Chairman of the Australian Bankers’ Association (ABA), David Murray said ‘The Code sets out the banking industry’s key commitments and obligations to customers on standards of practice, disclosure, and principles of conduct for their banking services.

This Code becomes operational in August next year when individual retail banks will adopt these standards and their compliance will be monitored by an independent panel.

This Code has real teeth as I know of no other banking Code in the world that is enforceable as a contract by the customer.

In 2004, Suncorp Bank’s directors adopted the 2004 Code, but its officers and executives did not meet David Murray and David Bell’s requirements. In August 2018, farmers like me attended a meeting at Parliament House and several people reported dissatisfaction in the way their banks had complied with the principles set out in Submission 64 (Select Committee on Lending to Primary Production Customers). They expressed disappointment that the 6 key elements set out above were not addressed by their banks.

In 2021, it became evident that the 2004 Code was deceitful and that Suncorp Bank’s customers could not resolve disputes free of charge. This concerned small businesses and farmers from all parts of Australia. They now realised they were misled by the federal government, regulators, and the banks. Clause 35.1 states: 

We will have an internal process for handling disputes with you. This process will:

  1. be free of charge;
  2. meet the standards set out in Australian Standard AS4269-1995 or any other industry dispute standard or guideline which ASIC declares to apply to this Code;
  3. adhere to the timeframes specified in this clause 35; and
  4. require us to provide written reasons for our decision on a dispute.

Customers were not protected by the 2004 Code because ASIC Regulatory Guide 165 (2001) Licensing: Internal and external dispute resolution was omitted from clause 35.1(b). By omitting this guide, Suncorp bank had a clear intent of committing a crime because no customers could resolve their disputes free of charge.

In December 2010, the Council of Small Business Organisations of Australia’s Submission 90 regarding competition in the banking sector. This report demonstrates the introduction of Self-regulation in the banking sector was for the benefit of the government, regulators, and the bank. The customers had no rights under the Code and as noted earlier in this report, the bank’s directors had the intention to use the Code to commit a crime.

The rules set out in the AS 4269-1995 Standard protect customers, but banks did not make these available to their clients. There was no requirement by banks to provide advice on the Standard and noting it set out the essential elements for complaint handling. The NSW Law Society is familiar with its role in protecting its members but has not required its members to protect their clients.

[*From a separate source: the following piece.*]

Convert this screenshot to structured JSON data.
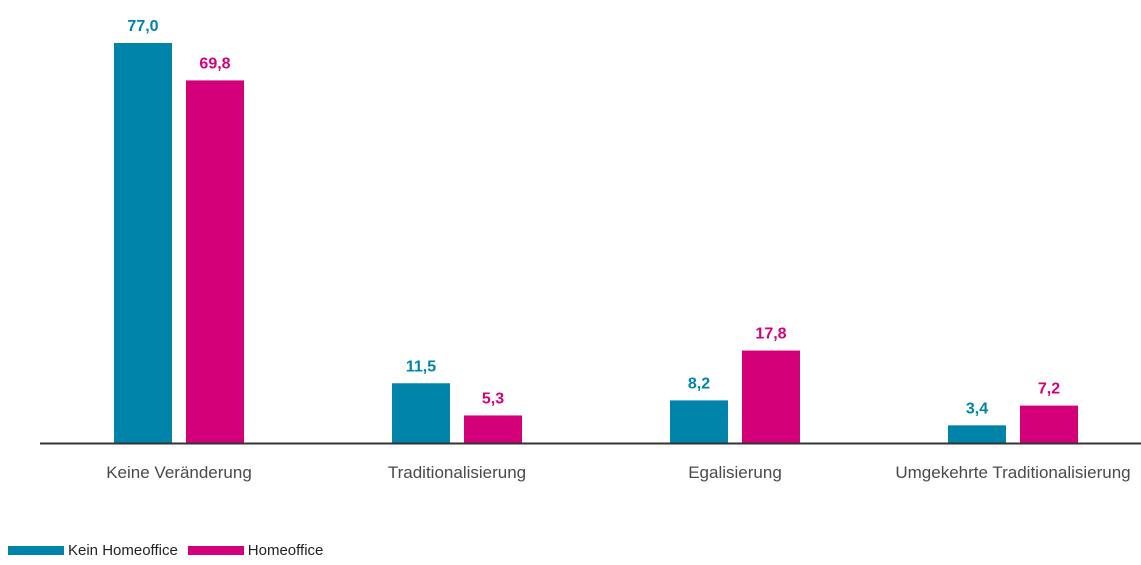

The new government will have to enforce these claims for up to $1.1M. Small businesses and farmers look forward to banks’ directors and senior executives being forced to pay this penalty for not complying with dispute resolution and Farm Debt Mediation rules set up 20 years ago. We understand banks must meet the rules set out in:

  1. Internal Dispute Resolution (IDR) procedures
  2. hardship provisions (clause 25.2 of the Code)
  3. the AS 4269-1995 Standard, and
  4. effective disclosure of information.

The 26 million Australians, 3.5M small businesses, and 230,000 farmers can now, after 20 years of criminal practices by banks, protect property, machinery and livestock and funds they saved for generations.

Please confirm by return email when you received this important letter that should be forwarded to the bank’s directors since 2004.

I have been attempting to resolve my disputes with Suncorp Bank, the banking industry regulator, and Commonwealth Ombudsman, but sadly without success. I have now filed complaints with the government. My family believes the state government, for 20 years, profited from the bank and its regulators’ crime. It should have known about this, which it has concealed or compounded to protect the bank, not customers like us. I never can accept that these events could happen to me and my family in Australia.